Jakarta, (Antara Sumbar) - Sekjen Organisasi Pekerja Seluruh Indonesia (OPSI) Timboel Siregar menyatakan Bappenas dan Kementerian Keuangan harus bertanggung jawab soal tenaga kerja asing berasal dari Tiongkok.

"Kami menyatakan protes ke Bappenas dan Kemenkeu atas izin perjanjian utang luar negeri yang menggunakan perusahaan dan TKA serta material dari Tiongkok," katanya dalam siaran pers yang diterima di Jakarta, Selasa (19/7).

Ia mengatakan pemerintah harus berani merevisi seluruh perjanjian utang luar negeri yang menekankan pada pinjaman luar negeri daripada mengoptimalkan peran BUMN dan tenaga kerja dalam negeri.

"Pemerintah harus memaksimalkan potensi dalam negeri untuk menutup defisit. Apabila tidak mampu juga maka pemerintah harus mencari sumber utang luar negeri yang bisa mensyaratkan perusahaan dan tenaga kerja lokal Indonesia," katanya.

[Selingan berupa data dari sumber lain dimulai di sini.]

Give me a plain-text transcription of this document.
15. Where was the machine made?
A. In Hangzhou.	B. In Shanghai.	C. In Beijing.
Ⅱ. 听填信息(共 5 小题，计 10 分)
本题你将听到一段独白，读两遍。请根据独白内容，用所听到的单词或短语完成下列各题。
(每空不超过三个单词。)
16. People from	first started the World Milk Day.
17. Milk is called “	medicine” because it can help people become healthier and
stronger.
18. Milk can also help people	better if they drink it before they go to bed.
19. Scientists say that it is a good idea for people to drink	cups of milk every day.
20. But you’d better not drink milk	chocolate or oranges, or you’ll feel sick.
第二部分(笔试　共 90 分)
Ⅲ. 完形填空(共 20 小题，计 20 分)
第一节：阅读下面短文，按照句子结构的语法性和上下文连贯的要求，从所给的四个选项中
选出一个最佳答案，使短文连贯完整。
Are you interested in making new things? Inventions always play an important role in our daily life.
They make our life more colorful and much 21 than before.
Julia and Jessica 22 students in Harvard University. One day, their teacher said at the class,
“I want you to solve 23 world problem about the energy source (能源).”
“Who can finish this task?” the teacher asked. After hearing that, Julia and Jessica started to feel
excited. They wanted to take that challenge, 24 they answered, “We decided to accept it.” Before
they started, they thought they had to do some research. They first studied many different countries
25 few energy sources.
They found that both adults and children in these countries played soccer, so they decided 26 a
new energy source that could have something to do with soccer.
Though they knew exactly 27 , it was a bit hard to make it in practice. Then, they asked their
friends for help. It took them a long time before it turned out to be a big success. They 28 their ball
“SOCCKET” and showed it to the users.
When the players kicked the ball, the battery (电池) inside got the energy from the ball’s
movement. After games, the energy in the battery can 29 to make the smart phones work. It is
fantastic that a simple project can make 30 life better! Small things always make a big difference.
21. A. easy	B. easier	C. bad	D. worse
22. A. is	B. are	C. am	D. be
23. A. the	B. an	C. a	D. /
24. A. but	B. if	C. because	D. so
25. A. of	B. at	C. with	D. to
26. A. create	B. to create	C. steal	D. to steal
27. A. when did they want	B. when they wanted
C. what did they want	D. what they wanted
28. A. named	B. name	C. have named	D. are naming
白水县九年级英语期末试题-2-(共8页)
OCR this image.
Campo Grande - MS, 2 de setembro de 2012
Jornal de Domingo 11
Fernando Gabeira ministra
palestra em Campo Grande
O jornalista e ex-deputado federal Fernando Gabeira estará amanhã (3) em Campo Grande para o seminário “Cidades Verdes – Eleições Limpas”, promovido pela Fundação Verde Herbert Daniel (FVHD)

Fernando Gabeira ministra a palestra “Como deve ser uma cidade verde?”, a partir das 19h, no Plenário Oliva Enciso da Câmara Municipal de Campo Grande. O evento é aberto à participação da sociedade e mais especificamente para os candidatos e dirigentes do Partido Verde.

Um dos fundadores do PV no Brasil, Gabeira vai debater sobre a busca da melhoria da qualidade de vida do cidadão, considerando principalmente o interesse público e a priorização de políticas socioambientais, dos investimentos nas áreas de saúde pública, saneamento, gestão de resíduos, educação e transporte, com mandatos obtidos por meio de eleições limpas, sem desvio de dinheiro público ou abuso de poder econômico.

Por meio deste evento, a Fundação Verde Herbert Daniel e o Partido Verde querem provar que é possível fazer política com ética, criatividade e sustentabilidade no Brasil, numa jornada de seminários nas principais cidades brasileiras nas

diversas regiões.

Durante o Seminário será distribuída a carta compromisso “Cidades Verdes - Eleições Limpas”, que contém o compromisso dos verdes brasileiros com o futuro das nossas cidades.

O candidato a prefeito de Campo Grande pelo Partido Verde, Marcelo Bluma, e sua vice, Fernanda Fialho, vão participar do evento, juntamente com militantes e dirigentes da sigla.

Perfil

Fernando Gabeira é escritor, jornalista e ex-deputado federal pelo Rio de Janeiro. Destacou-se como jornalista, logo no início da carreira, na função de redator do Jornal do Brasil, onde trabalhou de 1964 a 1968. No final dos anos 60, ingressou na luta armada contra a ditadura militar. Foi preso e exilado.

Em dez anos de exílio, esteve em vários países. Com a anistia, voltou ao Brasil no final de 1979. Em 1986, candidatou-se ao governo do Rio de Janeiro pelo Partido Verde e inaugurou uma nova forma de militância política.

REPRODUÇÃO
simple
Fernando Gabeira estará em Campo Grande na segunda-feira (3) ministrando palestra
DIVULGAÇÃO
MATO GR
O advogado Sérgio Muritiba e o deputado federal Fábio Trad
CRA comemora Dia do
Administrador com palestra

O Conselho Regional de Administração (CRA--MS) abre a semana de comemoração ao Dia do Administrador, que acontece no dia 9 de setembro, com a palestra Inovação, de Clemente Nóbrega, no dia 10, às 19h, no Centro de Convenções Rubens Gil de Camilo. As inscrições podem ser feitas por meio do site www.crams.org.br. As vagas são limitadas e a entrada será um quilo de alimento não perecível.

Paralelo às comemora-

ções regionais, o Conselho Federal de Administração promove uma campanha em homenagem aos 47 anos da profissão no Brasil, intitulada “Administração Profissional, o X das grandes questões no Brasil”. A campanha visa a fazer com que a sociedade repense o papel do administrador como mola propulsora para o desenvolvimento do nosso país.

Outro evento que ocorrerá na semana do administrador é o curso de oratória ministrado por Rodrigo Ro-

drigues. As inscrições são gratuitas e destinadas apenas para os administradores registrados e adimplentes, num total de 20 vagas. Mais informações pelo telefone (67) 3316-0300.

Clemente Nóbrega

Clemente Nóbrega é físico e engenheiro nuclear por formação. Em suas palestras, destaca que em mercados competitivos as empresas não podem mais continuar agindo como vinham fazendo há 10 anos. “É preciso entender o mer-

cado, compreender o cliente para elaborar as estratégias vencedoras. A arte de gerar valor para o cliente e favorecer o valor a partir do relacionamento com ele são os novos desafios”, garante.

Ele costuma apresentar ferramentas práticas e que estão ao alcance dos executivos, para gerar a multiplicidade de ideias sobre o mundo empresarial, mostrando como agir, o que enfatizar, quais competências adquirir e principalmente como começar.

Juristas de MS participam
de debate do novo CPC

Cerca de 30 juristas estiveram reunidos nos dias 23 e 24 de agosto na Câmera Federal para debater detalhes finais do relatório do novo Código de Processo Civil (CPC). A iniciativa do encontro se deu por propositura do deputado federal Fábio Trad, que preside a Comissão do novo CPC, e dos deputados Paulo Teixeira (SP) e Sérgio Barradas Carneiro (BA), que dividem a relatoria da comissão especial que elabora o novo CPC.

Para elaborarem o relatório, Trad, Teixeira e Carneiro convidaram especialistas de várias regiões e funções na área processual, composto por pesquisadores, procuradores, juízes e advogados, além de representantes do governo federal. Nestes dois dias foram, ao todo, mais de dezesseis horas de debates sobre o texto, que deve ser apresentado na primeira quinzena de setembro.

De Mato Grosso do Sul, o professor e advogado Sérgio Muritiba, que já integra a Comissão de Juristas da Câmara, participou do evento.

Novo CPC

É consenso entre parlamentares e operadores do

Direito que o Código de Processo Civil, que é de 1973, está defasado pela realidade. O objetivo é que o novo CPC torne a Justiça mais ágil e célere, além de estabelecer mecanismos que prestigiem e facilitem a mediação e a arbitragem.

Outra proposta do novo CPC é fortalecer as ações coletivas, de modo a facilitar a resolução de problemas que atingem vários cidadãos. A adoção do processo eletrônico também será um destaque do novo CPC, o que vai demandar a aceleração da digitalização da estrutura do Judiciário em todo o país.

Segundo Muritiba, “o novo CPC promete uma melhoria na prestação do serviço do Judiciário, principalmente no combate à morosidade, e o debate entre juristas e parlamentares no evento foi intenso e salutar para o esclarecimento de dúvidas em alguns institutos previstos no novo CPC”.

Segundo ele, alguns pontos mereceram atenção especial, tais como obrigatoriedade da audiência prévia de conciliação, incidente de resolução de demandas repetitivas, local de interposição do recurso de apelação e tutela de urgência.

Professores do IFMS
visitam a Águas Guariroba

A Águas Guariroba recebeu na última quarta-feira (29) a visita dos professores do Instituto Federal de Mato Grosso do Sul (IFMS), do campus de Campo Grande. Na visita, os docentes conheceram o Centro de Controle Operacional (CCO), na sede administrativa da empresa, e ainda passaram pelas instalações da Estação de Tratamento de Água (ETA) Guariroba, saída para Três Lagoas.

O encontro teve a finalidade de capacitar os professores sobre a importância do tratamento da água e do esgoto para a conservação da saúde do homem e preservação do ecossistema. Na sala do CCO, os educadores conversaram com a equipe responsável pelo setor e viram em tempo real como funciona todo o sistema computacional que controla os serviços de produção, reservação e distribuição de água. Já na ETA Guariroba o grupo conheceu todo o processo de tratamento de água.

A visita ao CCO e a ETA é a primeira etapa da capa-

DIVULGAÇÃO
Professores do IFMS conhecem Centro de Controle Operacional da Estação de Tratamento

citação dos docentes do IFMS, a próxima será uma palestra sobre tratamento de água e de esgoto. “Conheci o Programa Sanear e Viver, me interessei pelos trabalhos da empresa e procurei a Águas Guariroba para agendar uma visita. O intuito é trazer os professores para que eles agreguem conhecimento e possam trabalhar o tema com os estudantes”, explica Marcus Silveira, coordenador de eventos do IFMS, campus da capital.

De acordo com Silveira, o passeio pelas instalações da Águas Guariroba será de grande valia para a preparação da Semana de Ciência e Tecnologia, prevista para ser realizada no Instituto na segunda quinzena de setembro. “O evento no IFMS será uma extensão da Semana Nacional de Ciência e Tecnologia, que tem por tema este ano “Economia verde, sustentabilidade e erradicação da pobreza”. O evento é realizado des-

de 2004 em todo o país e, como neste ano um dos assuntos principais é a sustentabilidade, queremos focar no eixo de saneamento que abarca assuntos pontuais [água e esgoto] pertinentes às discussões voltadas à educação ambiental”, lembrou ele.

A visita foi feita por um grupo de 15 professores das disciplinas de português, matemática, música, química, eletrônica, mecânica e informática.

Pihaknya juga meminta Bappenas dan Kemenkeu untuk menyerahkan Pendapatan Negara Bukan Pajak (PNBP) dari biaya TKA yang nilainya mencapai Rp1,09 triliun per tahun ke Kementerian Tenaga Kerja.

"Dasar hukumnya adalah penjelasan Pasal 47 Ayat (1) UU 13 Tahun 2003 yang menyatakan kewajiban membayar kompensasi dimaksudkan dalam rangka menunjang upaya peningkatan kualitas sumber daya manusia Indonesia," ujarnya.

Selain untuk peningkatan kualitas SDM lokal, menurut dia seharusnya dana itu juga bisa digunakan memperkuat pengawasan terhadap TKA, khususnya asal Tiongkok.

"Serikat pekerja/buruh harus bekerja sama dengan Kemenaker melakukan pengawasan langsung terhadap TKA yang ada khususnya asal Tiongkok. Serikat pekerja/buruh juga harus mendukung pengawasan TKA oleh Kemenaker," katanya.

Pihaknya mendorong Kemenaker menyediakan "hotline" khusus untuk pengawasan TKA, khususnya asal Tiongkok.

"Seluruh dinas tingkat provinsi dan kabupaten kota juga harus mendukung pengawasan TKA ini," ucap Timboel.

Pihaknya optimistis bahwa program Nawacita tidak hanya berorientasi pada hasil tetapi juga berorientasi pada proses, yaitu proses yang melibatkan secara optimal BUMN, perusahaan lokal, dan tenaga kerja Indonesia dalam pembangunan Indonesia.

"Masih ada sekitar tujuh juta pengangguran terbuka saat ini, per-Maret 2016 ini ada 28 juta penduduk miskin Indonesia. Kalau pembangunan Indonesia hanya diserahkan kepada pihak asing serta TKA, maka Presiden Jokowi sudah gagal memenuhi perintah UUD, yaitu menyediakan pekerjaan dan penghasilan yang layak untuk rakyat Indonesia," ujarnya.

Ia mengatakan suatu kebanggaan bagi bangsa ini apabila melihat infrastruktur di Indonesia adalah hasil keringat bangsa sendiri dan bukan hasil keringat TKA. (*)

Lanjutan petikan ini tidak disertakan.